ON A rented hospital bed in the living room of the house he built himself, George Washington Crosby lies dying. While George has lived a full life, first as a teacher and then as a repairer of antique clocks, it is not to this that his mind turns. In his final hours, George wants to conjure up his father again.

Seventy years earlier, Howard Crosby was a hustler, driving a wooden wagon through the backwoods of Maine. He sold soap, string and tobacco to housewives and woodsmen, and he tinkered for pennies on the side. “Tin pots, wrought iron, solder-melted and cupped in a clay dam,” his mastery of practical things jars with the epilepsy that diminishes his mental and physical control.

Tinkers is an elegiac prose poem in praise of these two men and the lives they touched.

The author, Paul Harding, is a graduate of the highly regarded Iowa Writer’s Workshop, and his prose is contemplative and studied.

His language is elegant and heartfelt, even lovely, as when he describes George’s horology, “the mysterious, agonising, glacial, undramatic doings of antique clock repair.” A pleasure to read is the description of the surgically precise, sensual process of dismantling a timepiece: “Lift off the back of the clock like the lid of a treasure chest. Bring the long-armed jeweller’s lamp closer, to just over your shoulder. Examine the dark brass. See the pinions gummed up with dirt and oil. Look at the blue and purple ripples of metal hammered, bent, torched … ”

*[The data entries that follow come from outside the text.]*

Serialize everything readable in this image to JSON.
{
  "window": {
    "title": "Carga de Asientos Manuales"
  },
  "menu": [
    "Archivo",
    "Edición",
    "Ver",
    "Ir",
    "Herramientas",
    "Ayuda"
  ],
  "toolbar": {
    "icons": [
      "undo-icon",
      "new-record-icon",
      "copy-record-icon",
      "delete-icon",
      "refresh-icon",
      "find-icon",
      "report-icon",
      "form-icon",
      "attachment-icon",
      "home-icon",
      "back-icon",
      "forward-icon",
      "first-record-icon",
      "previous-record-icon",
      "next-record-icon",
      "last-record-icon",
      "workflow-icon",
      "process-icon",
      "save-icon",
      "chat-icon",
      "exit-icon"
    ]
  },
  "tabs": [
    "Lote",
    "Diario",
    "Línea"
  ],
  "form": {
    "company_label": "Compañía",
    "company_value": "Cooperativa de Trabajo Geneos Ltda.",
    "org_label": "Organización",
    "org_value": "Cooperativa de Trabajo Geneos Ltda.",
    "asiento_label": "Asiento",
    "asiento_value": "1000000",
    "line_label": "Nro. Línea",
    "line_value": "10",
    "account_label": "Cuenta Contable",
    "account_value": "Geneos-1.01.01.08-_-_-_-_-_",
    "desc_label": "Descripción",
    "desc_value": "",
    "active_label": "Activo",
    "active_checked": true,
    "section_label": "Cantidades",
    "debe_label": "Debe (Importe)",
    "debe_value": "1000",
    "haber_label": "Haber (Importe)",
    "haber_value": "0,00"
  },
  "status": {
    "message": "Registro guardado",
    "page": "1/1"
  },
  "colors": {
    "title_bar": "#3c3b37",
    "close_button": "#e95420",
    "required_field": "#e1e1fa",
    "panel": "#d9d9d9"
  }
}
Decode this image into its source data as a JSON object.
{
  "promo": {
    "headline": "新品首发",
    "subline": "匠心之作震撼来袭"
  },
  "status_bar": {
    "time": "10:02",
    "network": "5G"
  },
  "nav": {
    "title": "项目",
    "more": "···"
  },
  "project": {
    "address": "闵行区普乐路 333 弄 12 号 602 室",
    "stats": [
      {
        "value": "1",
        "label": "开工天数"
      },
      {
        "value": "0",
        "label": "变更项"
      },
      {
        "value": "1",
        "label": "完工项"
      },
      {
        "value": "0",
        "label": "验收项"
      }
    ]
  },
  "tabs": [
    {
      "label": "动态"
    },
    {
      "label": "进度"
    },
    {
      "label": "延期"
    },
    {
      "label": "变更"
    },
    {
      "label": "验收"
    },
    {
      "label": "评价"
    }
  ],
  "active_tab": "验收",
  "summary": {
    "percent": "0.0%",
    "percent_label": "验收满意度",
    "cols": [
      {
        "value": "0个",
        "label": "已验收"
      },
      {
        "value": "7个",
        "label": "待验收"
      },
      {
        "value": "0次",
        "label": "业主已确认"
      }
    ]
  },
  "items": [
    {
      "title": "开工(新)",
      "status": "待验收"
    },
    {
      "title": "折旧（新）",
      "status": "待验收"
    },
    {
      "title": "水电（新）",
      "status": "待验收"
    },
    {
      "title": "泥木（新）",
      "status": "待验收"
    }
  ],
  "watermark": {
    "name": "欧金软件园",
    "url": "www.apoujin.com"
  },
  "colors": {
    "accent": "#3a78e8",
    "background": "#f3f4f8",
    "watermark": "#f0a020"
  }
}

Such details suffuse the novel, texturing not just the props and backdrops, but also Harding’s characters. The author uses vivid imagery to tell the lives of George and Howard. A single, black tooth is “planted in a swollen and bright red throne of flesh”; the spark and tingle of a seizure is “the raw stuff of the cosmos”. Harding has a knack for the poetic, and only occasionally does this slip into affectation.

A brief, meditative book, Tinkers has garnered much attention since it was awarded this year’s Pulitzer Prize for fiction, yet it is not the wonder it has breathlessly been made out to be. Yes, it is accomplished literary writing — all the more so for being a debut — but it is a conventional story, or stories, as George and Howard’s narratives proceed independently for much of the novel, interrupted by a long section chronicling Howard’s father, which feels like a loss of focus on Harding’s part.

The book’s strength lies not in plot but in its experiential powers, in its celebration of New England life and of father/son relationships. The down-and-out Howard is wonderfully drawn, a sad tramper who suspects his wife wants to have him institutionalised. George is less so, although a conniving streak becomes apparent towards the end, one which breathes fresh life into this dying character.

Hemingway wrote that “all stories, if continued long enough, end in death, and he is no true storyteller who would keep that from you”. Harding follows this tenet with a twist; George’s demise is announced in the first sentence. Death is an opportunity to tell his story, and his exit, when it comes, is movingly rendered.